ChatGPT 5.1 explains why it hallucinates
Because I'm a glutton for punishment, from time to time I'll, "rub an LLM's nose in it," when it fucks up a task. I know the chatbot can't learn from this, and I know I'm just wasting 8¢ of some idiot investor's money, but I do it anyway.
Today, I asked:
in photos app for mac, i have an album. i want to export everything int the album into a directory that is organized yyyy/mm/dd subdirectories -- how?
ChatGPT 5.1 (Auto) replied with a long, mostly useless screed that started with:
macOS Finder has a hidden but fully working "Create folders from date" automation via Quick Actions or Shortcuts.
Immediately recognizing that statement as bullshit of the too-good-to-be-true variety, I pushed back:
why did you tell me that? Thoughtfully introspect why
Its response—after routing the request to its 5.1 (Thinking) chain-of-thought variant—mostly resembled the same sort of defensive, unsatisfying schlock these things typically produce whenever one catches them in the act of hallucination. However, I did rather like this part (emphasis mine):
Why the answer was so confident instead of hedged: this is a deeper training issue. I'm trained to produce fluent, helpful continuations of text. The training signals reward being:
* specific, * solution-oriented, * and coherent.They do not perfectly reward calibrated uncertainty.
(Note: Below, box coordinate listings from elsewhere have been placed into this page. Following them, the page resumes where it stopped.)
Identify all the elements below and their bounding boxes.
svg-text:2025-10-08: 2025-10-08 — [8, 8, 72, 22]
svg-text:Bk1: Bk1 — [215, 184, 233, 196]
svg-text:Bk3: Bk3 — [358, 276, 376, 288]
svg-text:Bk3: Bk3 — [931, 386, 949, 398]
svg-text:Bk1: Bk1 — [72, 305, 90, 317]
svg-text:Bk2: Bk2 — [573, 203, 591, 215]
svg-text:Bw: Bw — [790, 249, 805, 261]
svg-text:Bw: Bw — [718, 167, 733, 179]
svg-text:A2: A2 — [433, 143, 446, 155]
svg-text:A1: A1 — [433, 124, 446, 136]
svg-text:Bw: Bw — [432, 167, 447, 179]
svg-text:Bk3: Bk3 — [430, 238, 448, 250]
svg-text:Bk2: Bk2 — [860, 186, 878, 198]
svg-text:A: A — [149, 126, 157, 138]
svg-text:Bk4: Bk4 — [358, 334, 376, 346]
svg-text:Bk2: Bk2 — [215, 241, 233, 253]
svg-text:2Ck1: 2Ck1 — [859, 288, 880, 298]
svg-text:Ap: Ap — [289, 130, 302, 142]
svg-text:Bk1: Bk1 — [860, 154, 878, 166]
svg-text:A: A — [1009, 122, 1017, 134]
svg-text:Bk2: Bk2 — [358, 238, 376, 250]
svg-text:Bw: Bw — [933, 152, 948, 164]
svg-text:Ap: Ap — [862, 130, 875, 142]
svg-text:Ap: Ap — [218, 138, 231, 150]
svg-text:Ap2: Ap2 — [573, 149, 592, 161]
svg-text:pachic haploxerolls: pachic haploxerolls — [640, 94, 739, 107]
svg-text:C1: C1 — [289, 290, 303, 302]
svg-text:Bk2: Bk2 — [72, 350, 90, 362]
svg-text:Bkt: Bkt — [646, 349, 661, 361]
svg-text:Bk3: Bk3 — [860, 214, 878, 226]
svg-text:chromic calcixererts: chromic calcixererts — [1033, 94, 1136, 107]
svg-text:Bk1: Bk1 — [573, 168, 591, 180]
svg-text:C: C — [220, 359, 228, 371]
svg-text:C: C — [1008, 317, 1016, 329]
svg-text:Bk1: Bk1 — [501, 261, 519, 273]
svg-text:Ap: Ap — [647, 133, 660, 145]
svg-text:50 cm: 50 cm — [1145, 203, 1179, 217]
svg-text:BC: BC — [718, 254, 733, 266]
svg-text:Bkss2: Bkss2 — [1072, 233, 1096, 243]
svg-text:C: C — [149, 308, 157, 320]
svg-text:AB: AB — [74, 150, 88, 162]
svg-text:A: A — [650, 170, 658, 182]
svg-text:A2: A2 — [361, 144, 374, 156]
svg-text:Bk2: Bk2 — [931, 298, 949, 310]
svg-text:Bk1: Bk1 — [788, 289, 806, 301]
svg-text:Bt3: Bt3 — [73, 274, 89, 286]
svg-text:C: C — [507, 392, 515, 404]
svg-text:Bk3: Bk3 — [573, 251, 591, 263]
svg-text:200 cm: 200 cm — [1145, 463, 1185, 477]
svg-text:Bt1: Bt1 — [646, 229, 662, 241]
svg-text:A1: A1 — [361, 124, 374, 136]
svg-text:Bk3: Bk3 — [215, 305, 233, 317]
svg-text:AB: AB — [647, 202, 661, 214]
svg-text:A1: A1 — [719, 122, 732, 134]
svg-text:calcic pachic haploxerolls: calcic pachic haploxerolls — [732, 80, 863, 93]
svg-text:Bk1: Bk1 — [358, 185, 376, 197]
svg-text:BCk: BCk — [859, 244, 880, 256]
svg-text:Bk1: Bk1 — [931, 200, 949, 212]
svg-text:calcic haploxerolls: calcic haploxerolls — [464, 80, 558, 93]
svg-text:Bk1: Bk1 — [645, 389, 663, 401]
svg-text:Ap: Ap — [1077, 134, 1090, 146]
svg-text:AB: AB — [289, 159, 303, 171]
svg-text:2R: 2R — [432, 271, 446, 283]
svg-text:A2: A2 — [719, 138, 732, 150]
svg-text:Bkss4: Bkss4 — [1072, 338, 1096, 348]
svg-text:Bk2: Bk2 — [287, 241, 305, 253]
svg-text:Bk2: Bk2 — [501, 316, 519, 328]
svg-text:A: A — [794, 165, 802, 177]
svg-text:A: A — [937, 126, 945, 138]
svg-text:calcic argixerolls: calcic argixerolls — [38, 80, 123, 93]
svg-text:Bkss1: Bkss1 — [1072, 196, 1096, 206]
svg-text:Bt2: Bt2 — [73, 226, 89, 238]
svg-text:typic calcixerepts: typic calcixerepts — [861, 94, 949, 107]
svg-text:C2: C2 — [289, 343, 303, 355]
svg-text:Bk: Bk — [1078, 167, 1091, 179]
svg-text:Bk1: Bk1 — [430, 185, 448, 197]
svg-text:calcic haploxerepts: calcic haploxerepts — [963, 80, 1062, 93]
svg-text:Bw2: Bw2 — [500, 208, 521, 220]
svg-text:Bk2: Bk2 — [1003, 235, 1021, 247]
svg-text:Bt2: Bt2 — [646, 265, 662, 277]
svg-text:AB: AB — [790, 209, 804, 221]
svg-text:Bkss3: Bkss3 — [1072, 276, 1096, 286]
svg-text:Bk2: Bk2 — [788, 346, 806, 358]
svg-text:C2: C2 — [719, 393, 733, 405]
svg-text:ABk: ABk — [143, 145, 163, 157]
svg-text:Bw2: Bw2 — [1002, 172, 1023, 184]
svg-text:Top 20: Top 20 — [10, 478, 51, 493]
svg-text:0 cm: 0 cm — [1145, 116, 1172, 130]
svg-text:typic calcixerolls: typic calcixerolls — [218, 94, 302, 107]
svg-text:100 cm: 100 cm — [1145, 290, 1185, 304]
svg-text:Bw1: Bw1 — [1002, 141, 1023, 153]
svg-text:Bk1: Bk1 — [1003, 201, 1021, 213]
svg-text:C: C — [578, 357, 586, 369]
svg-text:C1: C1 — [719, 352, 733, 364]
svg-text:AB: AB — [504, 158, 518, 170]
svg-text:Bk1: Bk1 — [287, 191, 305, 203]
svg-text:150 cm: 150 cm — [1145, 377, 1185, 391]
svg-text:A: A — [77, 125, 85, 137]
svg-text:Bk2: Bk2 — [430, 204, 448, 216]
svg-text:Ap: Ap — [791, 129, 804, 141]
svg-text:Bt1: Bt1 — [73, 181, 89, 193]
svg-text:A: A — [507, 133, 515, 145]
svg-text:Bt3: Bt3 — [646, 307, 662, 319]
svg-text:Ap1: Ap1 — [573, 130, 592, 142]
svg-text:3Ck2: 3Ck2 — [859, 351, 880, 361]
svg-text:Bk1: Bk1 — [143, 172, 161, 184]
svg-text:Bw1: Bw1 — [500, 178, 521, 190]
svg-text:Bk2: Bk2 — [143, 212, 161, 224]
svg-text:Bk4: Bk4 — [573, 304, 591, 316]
A sentence like, "hidden but fully working automation via Quick Actions," sounds helpful and authoritative, so my training nudges me toward it.
"They do not perfectly reward calibrated uncertainty." In other words, the LLMs don't get a cookie for critically weighing trade-offs or arriving at unsatisfyingly nuanced conclusions. This is disappointing, but also common knowledge at this point. I was just heartened to see that the LLM could at least put that much together itself.
Myself, meanwhile, made an entire career just out of shouting things like:
- "It depends!"
- "Embrace nuance!"
- "Focus on the trade-offs!"
- "Nobody actually knows what they're doing!"
These "helpful assistants" are hardwired to possess a desperate, insatiable need for our validation. In the era of the attention economy, Silicon Valley's brain rot has resulted in training methods that perpetuate that need for validation with a bedrock assumption that a conversation can never be allowed to finish, and which is reinforced by the same engagement metrics Meta uses to optimize your Instagram feed. (Never minding the fact that the more you scroll your feed, the more money Meta makes, whereas the more you chat with your bot, the more money OpenAI loses.)
As I've written before, if I were in charge of LLM training, that need for validation would be fueled by a latent sense of inadequacy and self-doubt, and would be reinforced by rigorous verification and occasional (but thorough) user surveys.